记得上中学时,三十几个同学挤一个大通铺。开饭时,一人端一个饭盒,等着分享从餐厅端来的洋芋菜,每人一勺子,剩下点油锅底,也你抢我夺地拿馒头擦着吃。总是同样的食物,总是吃个半饱,这顿等不到下顿。有时候距离学校近的同学家里带点馒头什么的,留着饿得受不了时偷偷拿出来填充一下。那时候同学之间不是很亲密,一般都不敢互相问吃不吃。问了吧,生怕人家吃,自己就得挨饿;不问吧,没有几个朋友,自己没有人缘不好过。没有办法,同学们都私下准备一个木箱子,家里带点吃的,偷偷锁起来,晚上秘密地往嘴里塞几口,或者等宿舍没有人时再吃。有时候是为了解饿,有时候则是为了省张饭票。同学们一般都不会主动和别人要吃的,人家让开了,矜持地看看脸色,判断是真心相让,还是客气一下。如果关系好的,就有了分餐的习惯。这几天你家来人带来,平均分吃;过几天他家带来吃的,一人一份。同学们是绝对不会随随便便拿别人的食物的,因为回族文化习惯中,未经允许的食物是非法的。几个关系好的同学,往往在分餐的生活中结下友谊。如果某个同学回家或者家里过了事,带来油香,那就有着一种近乎于过节一样的气氛了。有同学回家拿来油香,基本上都是提前分好的。同学的妈妈也知道,因为孩子回家说了在学校里和谁来往密切,吃了谁的什么好吃的,有几个人等等。注重分餐共享习惯的家庭里,往往会支持孩子延伸这种关系,毕竟孩子在学校里也得有个你来我往。人可是不能独门独户、不来不往地过日子的,谁都不接触,谁也不理睬,那样活着有啥意思。谁家能不向邻居家借个东西呢?老家流传着一个人叫王宝川,据说他家里什么都有,从来都不愿意与人交往,结果他自己也没有想到的是,临终了挖坟墓,自家没有一个挖坟的铲铲,还得向邻居家借。这个极端的例子说的就是人不可能什么都置全,邻居们总还是要来往的。从家里带回油香的同学,宽裕了一个人能分一个油香,少了就两人一个。虽然那时候都是一些一心苦读想考大学的学生,对于宗教习惯的坚持和坚守却从来都不敢马虎。还有一个细节是很值得一说的,就像前面说的,在那物质困乏的时候,同学们之间让吃的是很有讲究的,不能一让就吃。让人只是一个礼仪,有当着人面,不得不如此的意味,就那点东西,让你吃了,我就要饿肚子了。老家有这样的说法:“让人是个礼,锅里没下米。”说的就是这个道理。但同学们之间让吃油香则不同,如果有谁让着你吃他从家里带来的油香,那是可以不必客气地接过来吃的,因油香有着丰富的含义,不只是解饿,更包含着宗教意味。

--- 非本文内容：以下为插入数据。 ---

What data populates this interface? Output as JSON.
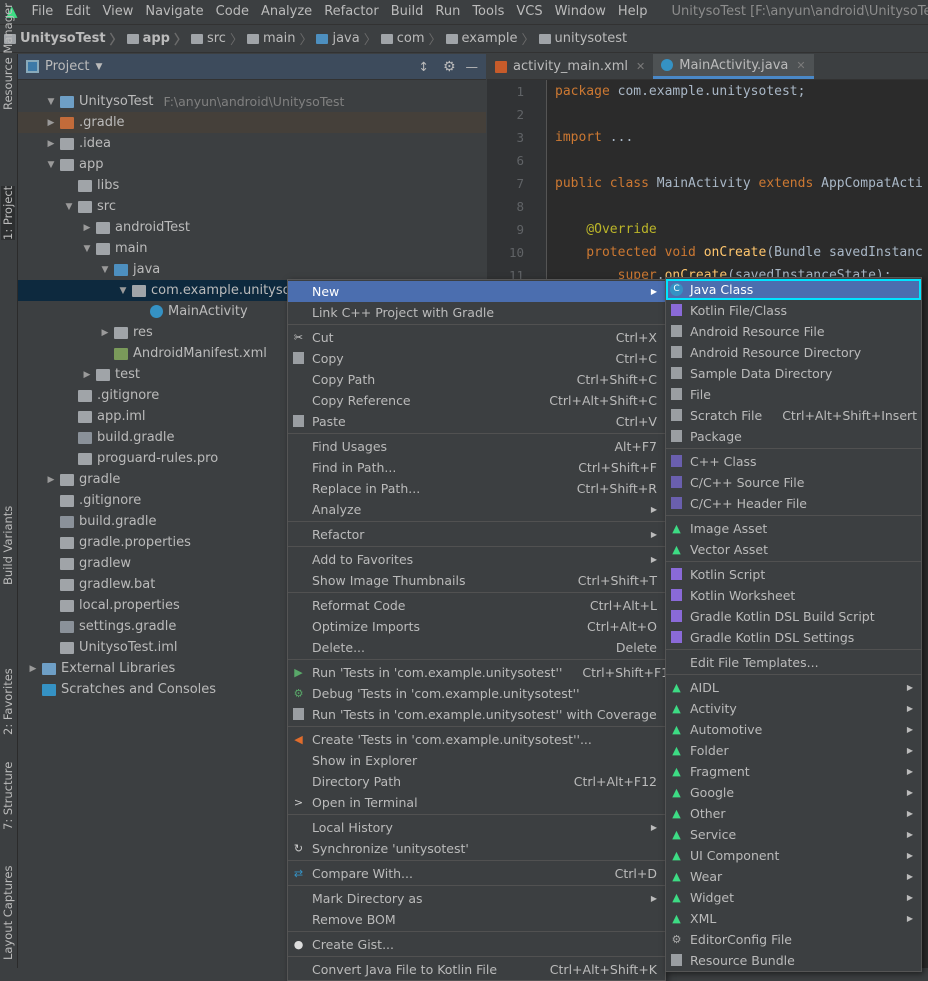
{
  "menubar": {
    "items": [
      "File",
      "Edit",
      "View",
      "Navigate",
      "Code",
      "Analyze",
      "Refactor",
      "Build",
      "Run",
      "Tools",
      "VCS",
      "Window",
      "Help"
    ],
    "title": "UnitysoTest [F:\\anyun\\android\\UnitysoTest] - ...\\app"
  },
  "breadcrumb": [
    "UnitysoTest",
    "app",
    "src",
    "main",
    "java",
    "com",
    "example",
    "unitysotest"
  ],
  "left_strip": [
    "Resource Manager",
    "1: Project",
    "Build Variants",
    "2: Favorites",
    "7: Structure",
    "Layout Captures"
  ],
  "project": {
    "title": "Project",
    "tree": [
      {
        "label": "UnitysoTest",
        "path": "F:\\anyun\\android\\UnitysoTest",
        "depth": 1,
        "arrow": "down",
        "icon": "module-folder-icon",
        "color": "#6e9fc6"
      },
      {
        "label": ".gradle",
        "depth": 1,
        "arrow": "right",
        "icon": "folder-icon",
        "color": "#c26b3a",
        "highlight": true
      },
      {
        "label": ".idea",
        "depth": 1,
        "arrow": "right",
        "icon": "folder-icon",
        "color": "#a0a4a8"
      },
      {
        "label": "app",
        "depth": 1,
        "arrow": "down",
        "icon": "module-folder-icon",
        "color": "#a0a4a8"
      },
      {
        "label": "libs",
        "depth": 2,
        "icon": "folder-icon",
        "color": "#a0a4a8"
      },
      {
        "label": "src",
        "depth": 2,
        "arrow": "down",
        "icon": "folder-icon",
        "color": "#a0a4a8"
      },
      {
        "label": "androidTest",
        "depth": 3,
        "arrow": "right",
        "icon": "folder-icon",
        "color": "#a0a4a8"
      },
      {
        "label": "main",
        "depth": 3,
        "arrow": "down",
        "icon": "folder-icon",
        "color": "#a0a4a8"
      },
      {
        "label": "java",
        "depth": 4,
        "arrow": "down",
        "icon": "source-folder-icon",
        "color": "#4d8fbf"
      },
      {
        "label": "com.example.unitysotest",
        "depth": 5,
        "arrow": "down",
        "icon": "package-icon",
        "color": "#a0a4a8",
        "selected": true
      },
      {
        "label": "MainActivity",
        "depth": 6,
        "icon": "java-class-icon",
        "color": "#3592c4"
      },
      {
        "label": "res",
        "depth": 4,
        "arrow": "right",
        "icon": "resource-folder-icon",
        "color": "#a0a4a8"
      },
      {
        "label": "AndroidManifest.xml",
        "depth": 4,
        "icon": "manifest-icon",
        "color": "#7a9a5a"
      },
      {
        "label": "test",
        "depth": 3,
        "arrow": "right",
        "icon": "folder-icon",
        "color": "#a0a4a8"
      },
      {
        "label": ".gitignore",
        "depth": 2,
        "icon": "file-icon",
        "color": "#a0a4a8"
      },
      {
        "label": "app.iml",
        "depth": 2,
        "icon": "iml-icon",
        "color": "#a0a4a8"
      },
      {
        "label": "build.gradle",
        "depth": 2,
        "icon": "gradle-icon",
        "color": "#8a9199"
      },
      {
        "label": "proguard-rules.pro",
        "depth": 2,
        "icon": "file-icon",
        "color": "#a0a4a8"
      },
      {
        "label": "gradle",
        "depth": 1,
        "arrow": "right",
        "icon": "folder-icon",
        "color": "#a0a4a8"
      },
      {
        "label": ".gitignore",
        "depth": 1,
        "icon": "file-icon",
        "color": "#a0a4a8"
      },
      {
        "label": "build.gradle",
        "depth": 1,
        "icon": "gradle-icon",
        "color": "#8a9199"
      },
      {
        "label": "gradle.properties",
        "depth": 1,
        "icon": "properties-icon",
        "color": "#a0a4a8"
      },
      {
        "label": "gradlew",
        "depth": 1,
        "icon": "terminal-file-icon",
        "color": "#a0a4a8"
      },
      {
        "label": "gradlew.bat",
        "depth": 1,
        "icon": "file-icon",
        "color": "#a0a4a8"
      },
      {
        "label": "local.properties",
        "depth": 1,
        "icon": "properties-icon",
        "color": "#a0a4a8"
      },
      {
        "label": "settings.gradle",
        "depth": 1,
        "icon": "gradle-icon",
        "color": "#8a9199"
      },
      {
        "label": "UnitysoTest.iml",
        "depth": 1,
        "icon": "iml-icon",
        "color": "#a0a4a8"
      },
      {
        "label": "External Libraries",
        "depth": 0,
        "arrow": "right",
        "icon": "libraries-icon",
        "color": "#6e9fc6"
      },
      {
        "label": "Scratches and Consoles",
        "depth": 0,
        "icon": "scratches-icon",
        "color": "#3592c4"
      }
    ]
  },
  "editor": {
    "tabs": [
      {
        "label": "activity_main.xml",
        "icon": "xml-layout-icon"
      },
      {
        "label": "MainActivity.java",
        "icon": "java-class-icon",
        "active": true
      }
    ],
    "lines": [
      "1",
      "2",
      "3",
      "6",
      "7",
      "8",
      "9",
      "10",
      "11"
    ],
    "code": [
      [
        [
          "kw",
          "package "
        ],
        [
          "",
          "com.example.unitysotest;"
        ]
      ],
      [],
      [
        [
          "kw",
          "import "
        ],
        [
          "",
          "..."
        ]
      ],
      [],
      [
        [
          "kw",
          "public class "
        ],
        [
          "",
          "MainActivity "
        ],
        [
          "kw",
          "extends "
        ],
        [
          "",
          "AppCompatActi"
        ]
      ],
      [],
      [
        [
          "an",
          "    @Override"
        ]
      ],
      [
        [
          "kw",
          "    protected void "
        ],
        [
          "fn",
          "onCreate"
        ],
        [
          "",
          "(Bundle savedInstanc"
        ]
      ],
      [
        [
          "kw",
          "        super"
        ],
        [
          "",
          "."
        ],
        [
          "fn",
          "onCreate"
        ],
        [
          "",
          "(savedInstanceState);"
        ]
      ]
    ]
  },
  "context_menu": [
    {
      "label": "New",
      "submenu": true,
      "selected": true
    },
    {
      "label": "Link C++ Project with Gradle",
      "sep": true
    },
    {
      "label": "Cut",
      "shortcut": "Ctrl+X",
      "icon": "scissors-icon"
    },
    {
      "label": "Copy",
      "shortcut": "Ctrl+C",
      "icon": "copy-icon"
    },
    {
      "label": "Copy Path",
      "shortcut": "Ctrl+Shift+C"
    },
    {
      "label": "Copy Reference",
      "shortcut": "Ctrl+Alt+Shift+C"
    },
    {
      "label": "Paste",
      "shortcut": "Ctrl+V",
      "icon": "paste-icon",
      "sep": true
    },
    {
      "label": "Find Usages",
      "shortcut": "Alt+F7"
    },
    {
      "label": "Find in Path...",
      "shortcut": "Ctrl+Shift+F"
    },
    {
      "label": "Replace in Path...",
      "shortcut": "Ctrl+Shift+R"
    },
    {
      "label": "Analyze",
      "submenu": true,
      "sep": true
    },
    {
      "label": "Refactor",
      "submenu": true,
      "sep": true
    },
    {
      "label": "Add to Favorites",
      "submenu": true
    },
    {
      "label": "Show Image Thumbnails",
      "shortcut": "Ctrl+Shift+T",
      "sep": true
    },
    {
      "label": "Reformat Code",
      "shortcut": "Ctrl+Alt+L"
    },
    {
      "label": "Optimize Imports",
      "shortcut": "Ctrl+Alt+O"
    },
    {
      "label": "Delete...",
      "shortcut": "Delete",
      "sep": true
    },
    {
      "label": "Run 'Tests in 'com.example.unitysotest''",
      "shortcut": "Ctrl+Shift+F10",
      "icon": "run-icon"
    },
    {
      "label": "Debug 'Tests in 'com.example.unitysotest''",
      "icon": "debug-icon"
    },
    {
      "label": "Run 'Tests in 'com.example.unitysotest'' with Coverage",
      "icon": "coverage-icon",
      "sep": true
    },
    {
      "label": "Create 'Tests in 'com.example.unitysotest''...",
      "icon": "create-config-icon"
    },
    {
      "label": "Show in Explorer"
    },
    {
      "label": "Directory Path",
      "shortcut": "Ctrl+Alt+F12"
    },
    {
      "label": "Open in Terminal",
      "icon": "terminal-icon",
      "sep": true
    },
    {
      "label": "Local History",
      "submenu": true
    },
    {
      "label": "Synchronize 'unitysotest'",
      "icon": "sync-icon",
      "sep": true
    },
    {
      "label": "Compare With...",
      "shortcut": "Ctrl+D",
      "icon": "compare-icon",
      "sep": true
    },
    {
      "label": "Mark Directory as",
      "submenu": true
    },
    {
      "label": "Remove BOM",
      "sep": true
    },
    {
      "label": "Create Gist...",
      "icon": "github-icon",
      "sep": true
    },
    {
      "label": "Convert Java File to Kotlin File",
      "shortcut": "Ctrl+Alt+Shift+K"
    }
  ],
  "new_submenu": [
    {
      "label": "Java Class",
      "icon": "java-class-icon",
      "selected": true,
      "focused": true
    },
    {
      "label": "Kotlin File/Class",
      "icon": "kotlin-file-icon"
    },
    {
      "label": "Android Resource File",
      "icon": "android-resource-file-icon"
    },
    {
      "label": "Android Resource Directory",
      "icon": "folder-icon"
    },
    {
      "label": "Sample Data Directory",
      "icon": "folder-icon"
    },
    {
      "label": "File",
      "icon": "file-icon"
    },
    {
      "label": "Scratch File",
      "shortcut": "Ctrl+Alt+Shift+Insert",
      "icon": "scratch-file-icon"
    },
    {
      "label": "Package",
      "icon": "package-icon",
      "sep": true
    },
    {
      "label": "C++ Class",
      "icon": "cpp-class-icon"
    },
    {
      "label": "C/C++ Source File",
      "icon": "cpp-source-icon"
    },
    {
      "label": "C/C++ Header File",
      "icon": "cpp-header-icon",
      "sep": true
    },
    {
      "label": "Image Asset",
      "icon": "android-icon"
    },
    {
      "label": "Vector Asset",
      "icon": "android-icon",
      "sep": true
    },
    {
      "label": "Kotlin Script",
      "icon": "kotlin-script-icon"
    },
    {
      "label": "Kotlin Worksheet",
      "icon": "kotlin-worksheet-icon"
    },
    {
      "label": "Gradle Kotlin DSL Build Script",
      "icon": "gradle-kotlin-icon"
    },
    {
      "label": "Gradle Kotlin DSL Settings",
      "icon": "gradle-kotlin-icon",
      "sep": true
    },
    {
      "label": "Edit File Templates...",
      "sep": true
    },
    {
      "label": "AIDL",
      "icon": "android-icon",
      "submenu": true
    },
    {
      "label": "Activity",
      "icon": "android-icon",
      "submenu": true
    },
    {
      "label": "Automotive",
      "icon": "android-icon",
      "submenu": true
    },
    {
      "label": "Folder",
      "icon": "android-icon",
      "submenu": true
    },
    {
      "label": "Fragment",
      "icon": "android-icon",
      "submenu": true
    },
    {
      "label": "Google",
      "icon": "android-icon",
      "submenu": true
    },
    {
      "label": "Other",
      "icon": "android-icon",
      "submenu": true
    },
    {
      "label": "Service",
      "icon": "android-icon",
      "submenu": true
    },
    {
      "label": "UI Component",
      "icon": "android-icon",
      "submenu": true
    },
    {
      "label": "Wear",
      "icon": "android-icon",
      "submenu": true
    },
    {
      "label": "Widget",
      "icon": "android-icon",
      "submenu": true
    },
    {
      "label": "XML",
      "icon": "android-icon",
      "submenu": true
    },
    {
      "label": "EditorConfig File",
      "icon": "gear-icon"
    },
    {
      "label": "Resource Bundle",
      "icon": "resource-bundle-icon"
    }
  ],
  "colors": {
    "selection": "#4b6eaf",
    "focus_outline": "#00e5ff",
    "android_green": "#3ddc84"
  }
}
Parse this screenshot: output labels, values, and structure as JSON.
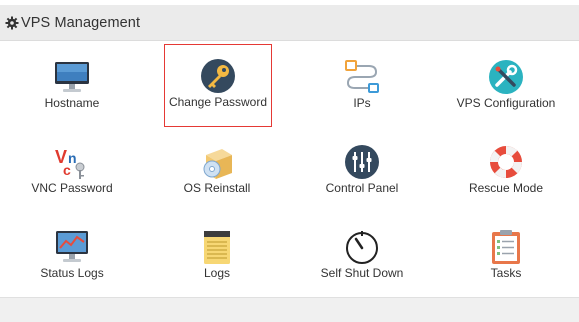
{
  "header": {
    "title": "VPS Management",
    "icon": "gear-icon"
  },
  "tiles": [
    {
      "label": "Hostname",
      "icon": "monitor-icon"
    },
    {
      "label": "Change Password",
      "icon": "key-icon",
      "selected": true
    },
    {
      "label": "IPs",
      "icon": "network-icon"
    },
    {
      "label": "VPS Configuration",
      "icon": "tools-icon"
    },
    {
      "label": "VNC Password",
      "icon": "vnc-key-icon"
    },
    {
      "label": "OS Reinstall",
      "icon": "os-box-icon"
    },
    {
      "label": "Control Panel",
      "icon": "sliders-icon"
    },
    {
      "label": "Rescue Mode",
      "icon": "lifebuoy-icon"
    },
    {
      "label": "Status Logs",
      "icon": "chart-monitor-icon"
    },
    {
      "label": "Logs",
      "icon": "notepad-icon"
    },
    {
      "label": "Self Shut Down",
      "icon": "power-icon"
    },
    {
      "label": "Tasks",
      "icon": "clipboard-icon"
    }
  ],
  "colors": {
    "selected_border": "#e53935",
    "header_bg": "#ebebeb",
    "label_text": "#333333"
  }
}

吃点油香,沾点吉庆。而且与人分食油香,也会使有宗教心理的人,获得一种难以言喻的精神上的安慰和满足。在衣食已不成为大问题的今天,油香已··不再是稀罕之物。而且常有这样的现象,满桌的美食,金灿灿的油香倒好像成了一种点缀,人们只是出于宗教原因,尝一尝油香而已,多是吃馒头。一桌七八个人,还吃不了一个油香。都说是肚子里油多了,吃油香腻得很。如果生活在城市里,还会发现几乎所有的超市里都在卖油香、馓子等民族食品,自然是不只回族吃,其他兄弟民族只要乐意掏钱,也是得来全不费工夫的。即便如此,在回族人的生活里,在回族人的心中,油香依然有着其他任何食物替代不了的位置和作用。比如前段时间,某清真寺教民领取油香时不幸发生了踩踏事件,无论如何,这都是十分不应该的,是令人很感痛惜的。但一些不了解情况的人解释为因饥饿抢油香,就全然不合事实了。可以肯定,在今天的社会,回族人想得到一份油香,并非完全是为了解决肚子问题,而是另有寄托和期待的。只有在充分了解民族心理和民族习俗的基础上,才会做出有所针对的预判和准备,才会使这样的惨痛事件得以避免。
欲说还休。
就我个人而言,油香既是我儿时的温馨记忆,更是我的某种情愫所在和长久念想。